Historia de la rinoplastia

rinoplastia

 

¿Sabías quela primera intervención estética de nariz se produjo en el año 1597? No cabe duda de que los cánones de belleza cambian a lo largo del curso de la historia, aunque la búsqueda de un aspecto físico adecuado perdura en el tiempo. Curiosamente en el S. XVI, época en la que se produce esta intervención estética, la nariz pequeña o nariz chata era un símbolo de infelicidad. La realidad es que la deformidad de la nariz se relacionaba con causas negativas: enfermedades infecciosas como la sífilis o golpes por peleas.

El Doctor Tagliacozzi fue uno de los pioneros de esta técnica. Descubrió que la piel de los brazos era la solución más adecuada para este tipo de intervenciones, más que la propia piel de la cara. A pesar de la época de la que estamos hablando ya se relacionaba el sentimiento de felicidad con el hecho de estar fuerte y sano. Algunos años después, el Doctor Branca ideo una técnica que permitía mejorar los resultados finales. En esta ocasión la piel para trabajar sobre la estética de la nariz se extraía de los bíceps. En cualquier caso, se trataba de una técnica muy rudimentaria, que necesitaba un tiempo excesivo de trabajo. Además, presentaba un alto riesgo de infección y la intervención era dolorosa e incómoda, lo que no es de extrañar, dado que estamos hablando del S. XVI.

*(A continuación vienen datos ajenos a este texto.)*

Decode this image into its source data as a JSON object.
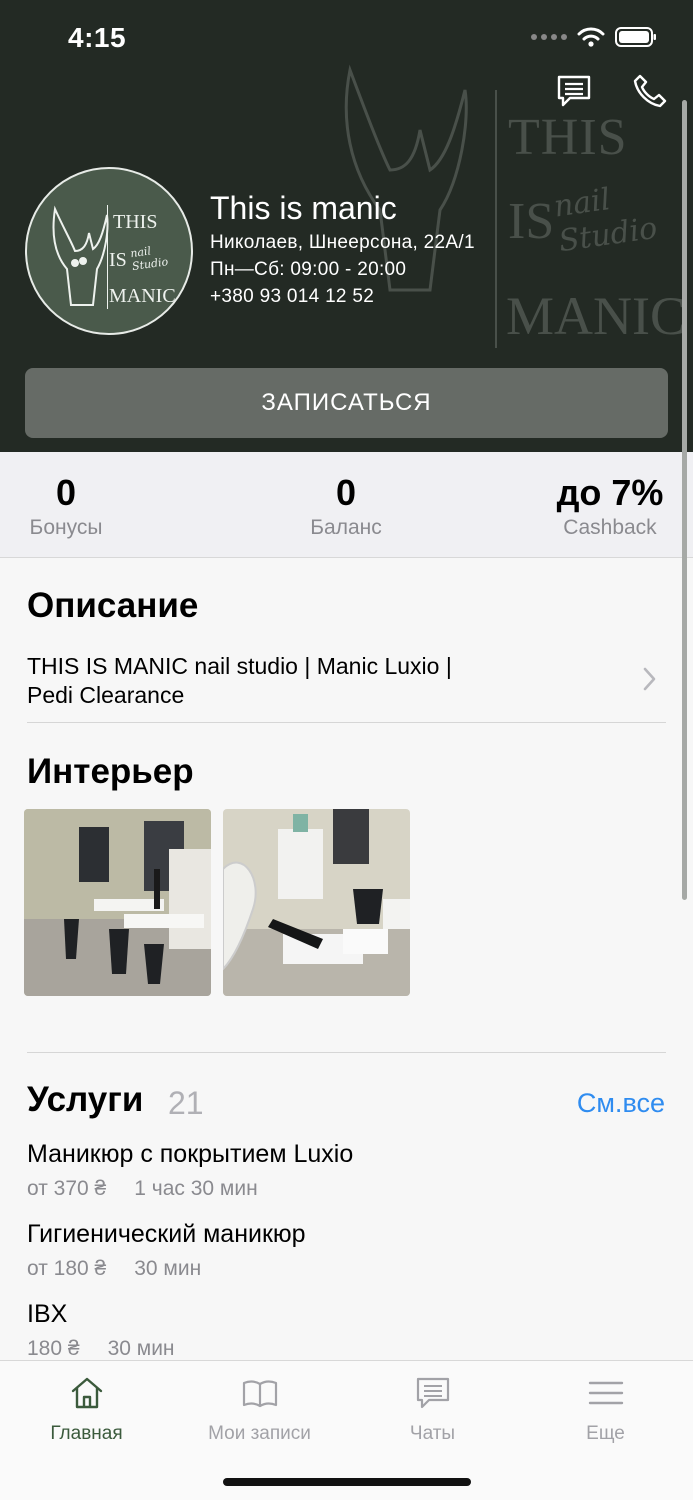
{
  "status": {
    "time": "4:15"
  },
  "header": {
    "salon_name": "This is manic",
    "address": "Николаев, Шнеерсона, 22А/1",
    "hours": "Пн—Сб: 09:00 - 20:00",
    "phone": "+380 93 014 12 52",
    "book_label": "ЗАПИСАТЬСЯ",
    "logo_text": {
      "this": "THIS",
      "is": "IS",
      "nail": "nail Studio",
      "manic": "MANIC"
    }
  },
  "stats": [
    {
      "value": "0",
      "label": "Бонусы"
    },
    {
      "value": "0",
      "label": "Баланс"
    },
    {
      "value": "до 7%",
      "label": "Cashback"
    }
  ],
  "description": {
    "title": "Описание",
    "line1": "THIS IS MANIC nail studio | Manic Luxio |",
    "line2": "Pedi Clearance"
  },
  "interior": {
    "title": "Интерьер"
  },
  "services": {
    "title": "Услуги",
    "count": "21",
    "see_all": "См.все",
    "items": [
      {
        "name": "Маникюр с покрытием Luxio",
        "price": "от 370 ₴",
        "duration": "1 час 30 мин"
      },
      {
        "name": "Гигиенический  маникюр",
        "price": "от 180 ₴",
        "duration": "30 мин"
      },
      {
        "name": "IBX",
        "price": "180 ₴",
        "duration": "30 мин"
      }
    ]
  },
  "tabs": [
    {
      "label": "Главная",
      "icon": "home-icon"
    },
    {
      "label": "Мои записи",
      "icon": "book-icon"
    },
    {
      "label": "Чаты",
      "icon": "chat-icon"
    },
    {
      "label": "Еще",
      "icon": "menu-icon"
    }
  ],
  "colors": {
    "header_bg": "#232a24",
    "accent_active": "#3b5a3c",
    "link": "#2f8cf0",
    "button": "#666b66"
  }
}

En cualquier caso podemos datar el comienzo de los avances médicos que han contribuido a consolidar la rinoplastia, tal y como la conocemos hoy, a finales del S XIX. En el año 1887 un otorrinolaringólogo publicó un trabajo sobre los resultados que había obtenido al realizar una rinoplastia realizando incisiones en el interior de la nariz. En los últimos treinta años los avances han ido en la línea de conseguir los resultados más naturales, buscando el equilibrio entre la nariz y el óvalo facial y minimizando la presencia de cicatrices. Además, la evolución de la tecnología ha hecho posible diseñar técnicas más sencillas y rápidas, reduciendo al máximo las molestias propias de esta intervención.

Desde Imema queremos señalar que la rinoplastia es mucho más que una mera cuestión estética. En muchas ocasiones, es necesario someterse a esta intervención por problemas de salud, ya que la forma de la nariz puede interferir en la función respiratoria de las personas.